The picture comes from Monday’s VIP tour of NASA before a workshop of innovation at which I was a guest speaker on the Tuesday. The highlight was the chance to sit in the control centre for all the Apollo missions. It is a national historical monument and we were enjoined not to damage any of the original equipment. Now the moon landing and post and prior missions were a key part of my childhood, a time when we thought the moon was just the starting point of a wider exploration of space. Back in 1969 I was 15 years old and on holiday in a Caravan in a field above Porth Colmon, the location of an annual three week break spent in canoes and alter sailing dinghies. As a family we were clustered around the radio to hear the news. There was a lot of hope back then about the progress that we could make and we were all exciting by what seemed to be revolutionary technology.

A few decades on and the hope is reduced, a Mars expedition is being planned but to be honest the teenage me thought we would be way beyond that by now, and to be honest from a survival point of view we need to be. The technology was primitive by modern standards, but the political will for exploration has done backwards. It was a point I made at the end of my presentation, the political will and public opinion in a post-fact society is a significant issue for science and its utilisation for public good.

The seminar itself was interesting with speakers really falling into two camps:. mMotivational speakers and the rest.
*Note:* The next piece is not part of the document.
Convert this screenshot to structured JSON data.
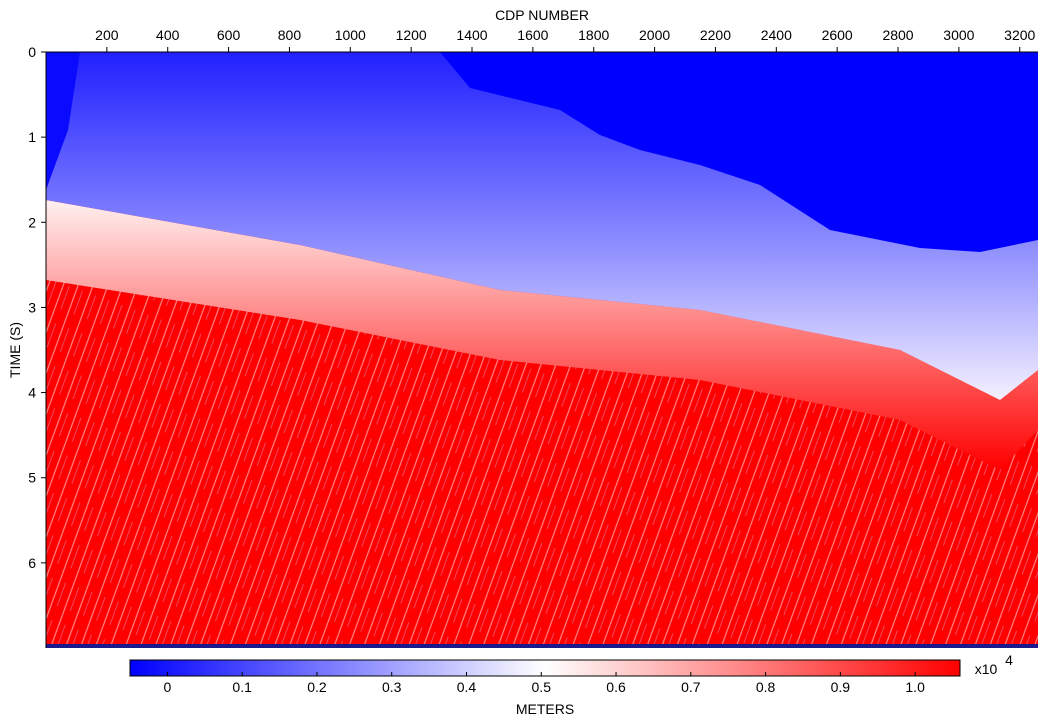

The overall idea was to bring Industry into interaction with NASA technology to see what possibilities would emerge and we have a lot of examples of space technology providing benefit on the tour and in discussions. Now I need to confess here that I don’t really enjoy professional motivational speakers that much but I would place the couple we had at the more serious end of the spectrum. However when push comes to shove, even the best simply assemble cases in which they generally have no involvement to support a series of platitudes and group exercises that make everyone feel comfortable but never challenge entrained thinking; all part of the entertainment industry. OK the cases are interesting, the platitudes are useful reminders; but for a senior group of innovators I would want something more serious. The fact that one of them emailed everyone with highly polished self-promotional material after the event confirmed my view. My contribution was definitely not in that category but it may have motivated people to see things differently from the emails I got the next day and the conversations I had before I headed for a taxi and the flight back to the UK.
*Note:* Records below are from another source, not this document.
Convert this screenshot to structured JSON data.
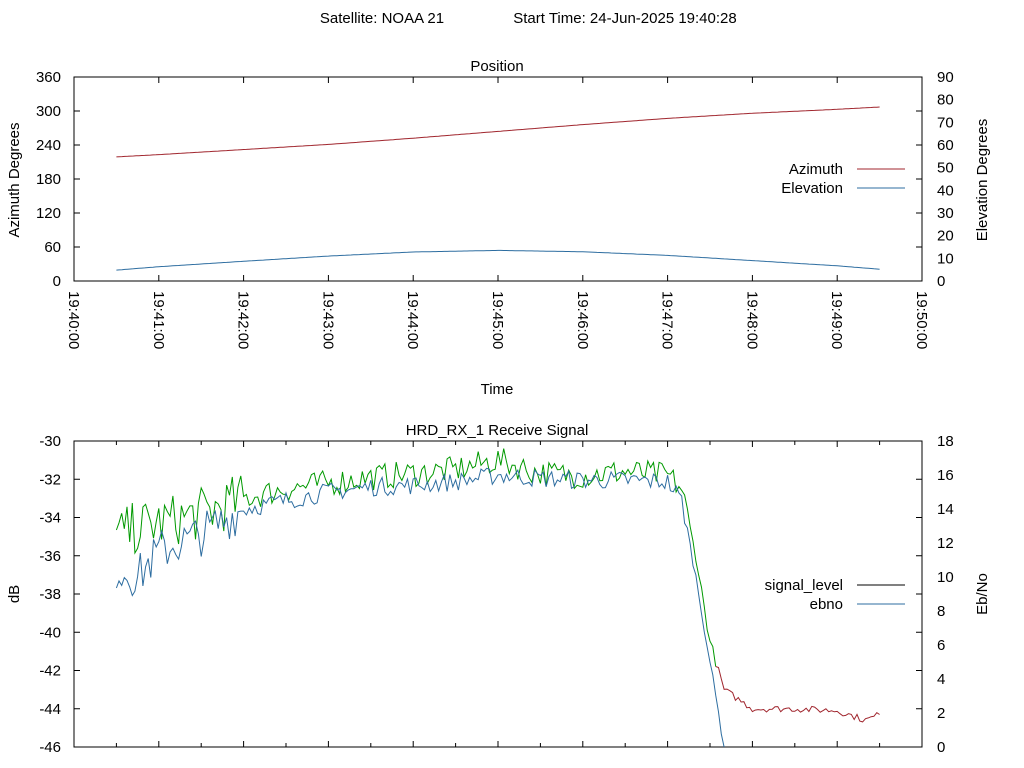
{
  "header": {
    "satellite": "Satellite: NOAA 21",
    "start_time": "Start Time: 24-Jun-2025 19:40:28"
  },
  "colors": {
    "azimuth": "#a0252d",
    "elevation": "#2d6da0",
    "signal_green": "#009900",
    "signal_red": "#a0252d",
    "ebno": "#2d6da0",
    "legend_signal": "#000000"
  },
  "chart_data": [
    {
      "type": "line",
      "title": "Position",
      "xlabel": "Time",
      "ylabel": "Azimuth Degrees",
      "y2label": "Elevation Degrees",
      "xlim": [
        "19:40:00",
        "19:50:00"
      ],
      "ylim": [
        0,
        360
      ],
      "y2lim": [
        0,
        90
      ],
      "x_ticks": [
        "19:40:00",
        "19:41:00",
        "19:42:00",
        "19:43:00",
        "19:44:00",
        "19:45:00",
        "19:46:00",
        "19:47:00",
        "19:48:00",
        "19:49:00",
        "19:50:00"
      ],
      "y_ticks": [
        "0",
        "60",
        "120",
        "180",
        "240",
        "300",
        "360"
      ],
      "y2_ticks": [
        "0",
        "10",
        "20",
        "30",
        "40",
        "50",
        "60",
        "70",
        "80",
        "90"
      ],
      "legend_position": "right",
      "series": [
        {
          "name": "Azimuth",
          "axis": "y",
          "x": [
            "19:40:30",
            "19:41:00",
            "19:42:00",
            "19:43:00",
            "19:44:00",
            "19:45:00",
            "19:46:00",
            "19:47:00",
            "19:48:00",
            "19:49:00",
            "19:49:30"
          ],
          "values": [
            219,
            223,
            232,
            241,
            252,
            264,
            276,
            287,
            296,
            303,
            307
          ]
        },
        {
          "name": "Elevation",
          "axis": "y2",
          "x": [
            "19:40:30",
            "19:41:00",
            "19:42:00",
            "19:43:00",
            "19:44:00",
            "19:45:00",
            "19:46:00",
            "19:47:00",
            "19:48:00",
            "19:49:00",
            "19:49:30"
          ],
          "values": [
            4.8,
            6.3,
            8.7,
            11.0,
            12.8,
            13.5,
            12.9,
            11.3,
            9.0,
            6.7,
            5.2
          ]
        }
      ]
    },
    {
      "type": "line",
      "title": "HRD_RX_1 Receive Signal",
      "xlabel": "",
      "ylabel": "dB",
      "y2label": "Eb/No",
      "xlim": [
        "19:40:00",
        "19:50:00"
      ],
      "ylim": [
        -46,
        -30
      ],
      "y2lim": [
        0,
        18
      ],
      "y_ticks": [
        "-30",
        "-32",
        "-34",
        "-36",
        "-38",
        "-40",
        "-42",
        "-44",
        "-46"
      ],
      "y2_ticks": [
        "0",
        "2",
        "4",
        "6",
        "8",
        "10",
        "12",
        "14",
        "16",
        "18"
      ],
      "legend_position": "right",
      "series": [
        {
          "name": "signal_level",
          "axis": "y",
          "x": [
            "19:40:30",
            "19:40:45",
            "19:41:00",
            "19:41:30",
            "19:42:00",
            "19:42:30",
            "19:43:00",
            "19:43:30",
            "19:44:00",
            "19:44:30",
            "19:45:00",
            "19:45:30",
            "19:46:00",
            "19:46:30",
            "19:47:00",
            "19:47:10",
            "19:47:20",
            "19:47:30",
            "19:47:40",
            "19:48:00",
            "19:48:30",
            "19:49:00",
            "19:49:20",
            "19:49:30"
          ],
          "values": [
            -35.0,
            -34.5,
            -34.3,
            -33.8,
            -33.0,
            -32.5,
            -32.2,
            -31.9,
            -31.7,
            -31.5,
            -31.0,
            -31.7,
            -31.8,
            -31.6,
            -31.8,
            -32.5,
            -36.0,
            -40.5,
            -43.0,
            -44.0,
            -44.0,
            -44.1,
            -44.6,
            -44.3
          ]
        },
        {
          "name": "ebno",
          "axis": "y2",
          "x": [
            "19:40:30",
            "19:40:45",
            "19:41:00",
            "19:41:30",
            "19:42:00",
            "19:42:30",
            "19:43:00",
            "19:43:30",
            "19:44:00",
            "19:44:30",
            "19:45:00",
            "19:45:30",
            "19:46:00",
            "19:46:30",
            "19:47:00",
            "19:47:10",
            "19:47:20",
            "19:47:30",
            "19:47:40"
          ],
          "values": [
            10.5,
            10.0,
            11.5,
            12.5,
            14.0,
            14.5,
            15.0,
            15.3,
            15.4,
            15.6,
            16.0,
            15.8,
            15.7,
            15.7,
            15.6,
            14.5,
            10.0,
            5.0,
            0.0
          ]
        }
      ]
    }
  ]
}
Now to a personal note, for the last three days I had hovered on the edge of cancelling various sessions and heading home. MY wife had fallen ill and was finally taken into hospital on the Monday. By that time it was too late for me to change the flight so I headed back on the Tuesday evening, cancelled a trip to Latvia and headed for the Great Western Hospital in Swindon. By the time I got there we were told that an emergency laparoscopy would be performed that night or early the next morning. As things worked out it was the next day and the news was good – no issue requiring removal of the gut so my wife just has to recover from what is a major operation. After the operation she was in the intensive care unit for two days and I couldn’t help contrasting the equipment. The monitoring equipment, infusion pumps etc. were fascinating in their sophistication, but also in terms of the design of the overall delivery systems. The early Apollo missions used start of the art technology for the time, run by the best engineers of their generation, but the effort to scale and sustain was therefore problematic. In contrast we were also shown the more Heath Robinson approach of the Soyuz missions which continue to this day. The material to which my wife was connected represented what I think the conference was in part about. Very sophisticated requirement, produced at scale and managed by non-engineering staff to literally save lives.

So some learning for me there, but the hope?